Decrease mental health-related stigma
  • Explain mental health stigma, including self-stigma, public stigma, and structural stigma
  • Recognize stigmatizing language and practice respectful alternatives
  • Reflect on personal attitudes and biases that contribute to stigma
  • Understand risks and limitations associated with diagnostic labelling
  • Identify practical strategies to challenge and reduce stigma
Enhance your own mental health
  • Identify personal self-care strategies using the Three Pillars of Self-Care: reflective, purposeful, and boundaries
  • Recognize when self-care is needed as a Mental Health First Aider and how to integrate it into daily life
  • Commit to intentional self-care actions to maintain personal well-being as a Mental Health First Aider

Photo of Lisa Malowany, Program Manager and Trainer

Lisa Malowany, Program Manager and Trainer, SARC

Lisa Malowany has been involved in the Disability Service sector since 1989. She is a graduate of the Rehabilitation Worker Program (now called the Disability Support Professional) and received her two-year Diploma from SIAST (now Saskatchewan Polytechnic) in 1992. She is also a graduate of the Leadership Saskatoon Program in 2012-2013.

She has experience in a variety of roles within community based organizations from direct service to management, and has also served on Boards of Directors.

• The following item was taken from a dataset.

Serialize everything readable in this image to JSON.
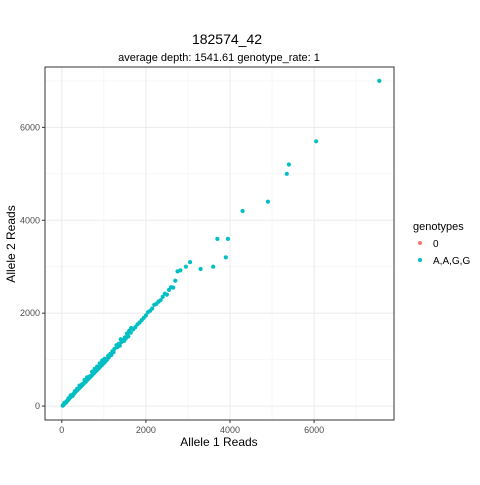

Lisa has had the privilege of working with a wide range of people experiencing disability and what she has learned from them has formed the basis of her career.  Although Lisa no longer works in direct service, that experience is at the heart of everything she does and helps to form every decision she makes in her work.

Lisa has worked for SARC since 2002 in various capacities. She has been a PART and TLR Instructor since 2014, and a Mental Health First Aid Instructor since 2018. Lisa is described as a passionate trainer who uses her past experience and knowledge to enhance her training sessions. She loves to share stories of her past experiences to bring training material to real life and uses activities and humour to create a positive learning environment.